One new feature will let Server Sentinel software move a computing task from one server to a backup machine if the software decides the primary machine is about to fail, said Jon Burns, director of Unisys' Sentinel program.

"It can anticipate potential issues that might cause a failure to occur--like a memory threshold being exceeded. The system can automatically engage in a structured failover," he said.

High-end versions of the Windows operating system include this failover technology, but it only kicks in after disaster has struck and therefore typically results a longer delay in restoring services.
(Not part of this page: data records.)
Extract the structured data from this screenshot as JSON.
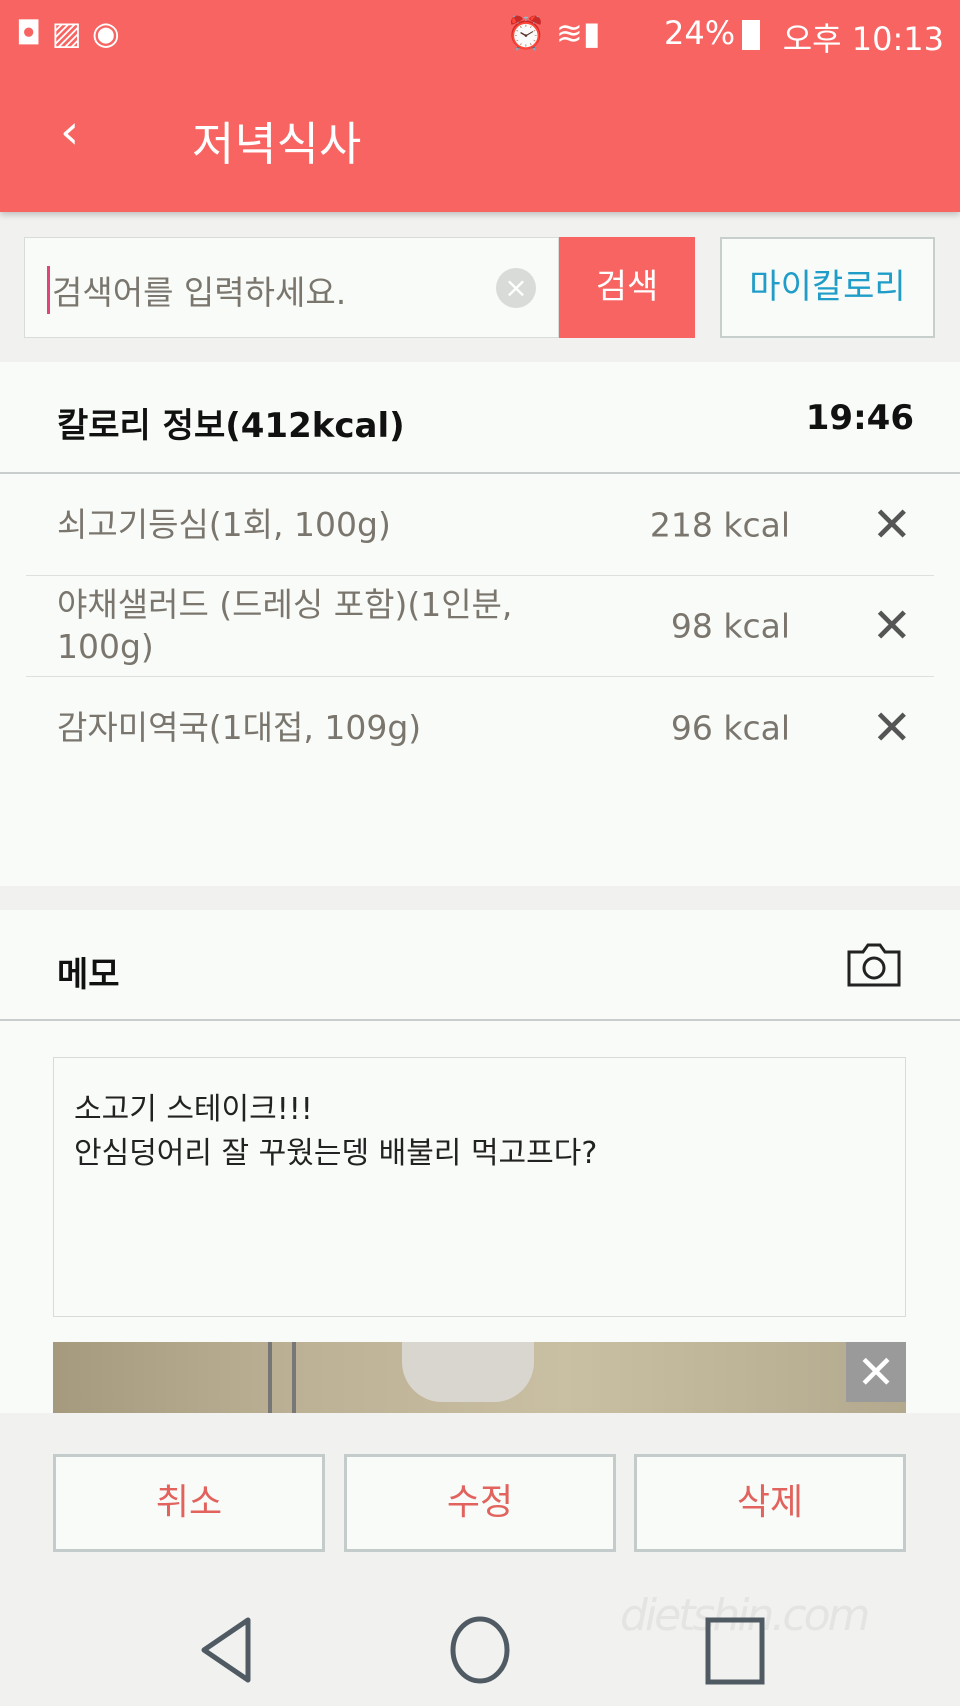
{
  "status_bar": {
    "battery": "24%",
    "time": "오후 10:13",
    "icons": [
      "uplus-icon",
      "gallery-icon",
      "toggle-icon",
      "alarm-icon",
      "wifi-icon",
      "signal-icon",
      "battery-icon"
    ]
  },
  "header": {
    "title": "저녁식사",
    "back_icon": "chevron-left-icon"
  },
  "search": {
    "placeholder": "검색어를 입력하세요.",
    "button": "검색",
    "my_calorie": "마이칼로리"
  },
  "calorie": {
    "title": "칼로리 정보(412kcal)",
    "time": "19:46",
    "items": [
      {
        "name": "쇠고기등심(1회, 100g)",
        "kcal": "218 kcal"
      },
      {
        "name": "야채샐러드 (드레싱 포함)(1인분, 100g)",
        "kcal": "98 kcal"
      },
      {
        "name": "감자미역국(1대접, 109g)",
        "kcal": "96 kcal"
      }
    ]
  },
  "memo": {
    "title": "메모",
    "text": "소고기 스테이크!!!\n안심덩어리 잘 꾸웠는뎅 배불리 먹고프다?"
  },
  "actions": {
    "cancel": "취소",
    "edit": "수정",
    "delete": "삭제"
  },
  "watermark": "dietshin.com",
  "colors": {
    "accent": "#f76461",
    "link": "#1f9dc8",
    "action_text": "#e2625d"
  }
}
Blue Bell, Pa.-based Unisys, like rivals IBM, Hewlett-Packard, Dell Computer and Sun Microsystems, is betting that more powerful management software will help draw customers. This new generation of management tools increasingly automates management tasks, and server makers tout management software to customers as a way to cut computer administration costs.

The updated Server Sentinel package comes with third-party security programs to detect computer attacks, to protect against such attacks and to scan for computer vulnerabilities.

Unisys also released a separate suite of management programs called Application Sentinel, Burns said. This suite has application-specific features, such as one for Microsoft's SQL Server database product that lets the software optimize and manage how a single system balances a variety of different applications, Burns said. Another package adjusts the consolidation of programs running on numerous systems so that they run instead on larger, centralized machines.

The Server Sentinel software is included with Unisys' ES7000 servers, which pioneered the use Windows on large computers (with as many as 32 Intel processors). Those systems, however, never caught on widely.

The Application Sentinel software, though, isn't bundled for free, Burns said. Instead, each package costs about $1,000 per processor to run on a server.

Although Unisys' Sentinel software is for Windows machines, the company has begun branching out into support for the Linux operating system through a partnership with Linux seller SCO Group, Burns said.

The company made the move because some customers include Linux support on the checklist of requirements from computer makers.

But Unisys remains a vocal Microsoft supporter, and Windows is the priority. "Obviously, our focus really remains the Microsoft environment. That's where we're really putting our major investments," Burns said.

Some in the industry question SCO Group's current Linux plans. The company is seeking more than $1 billion in a lawsuit against IBM, alleging that Big Blue misappropriated trade secrets in Unix and built them into Linux, a move that many see as threatening Linux overall as well as to IBM specifically.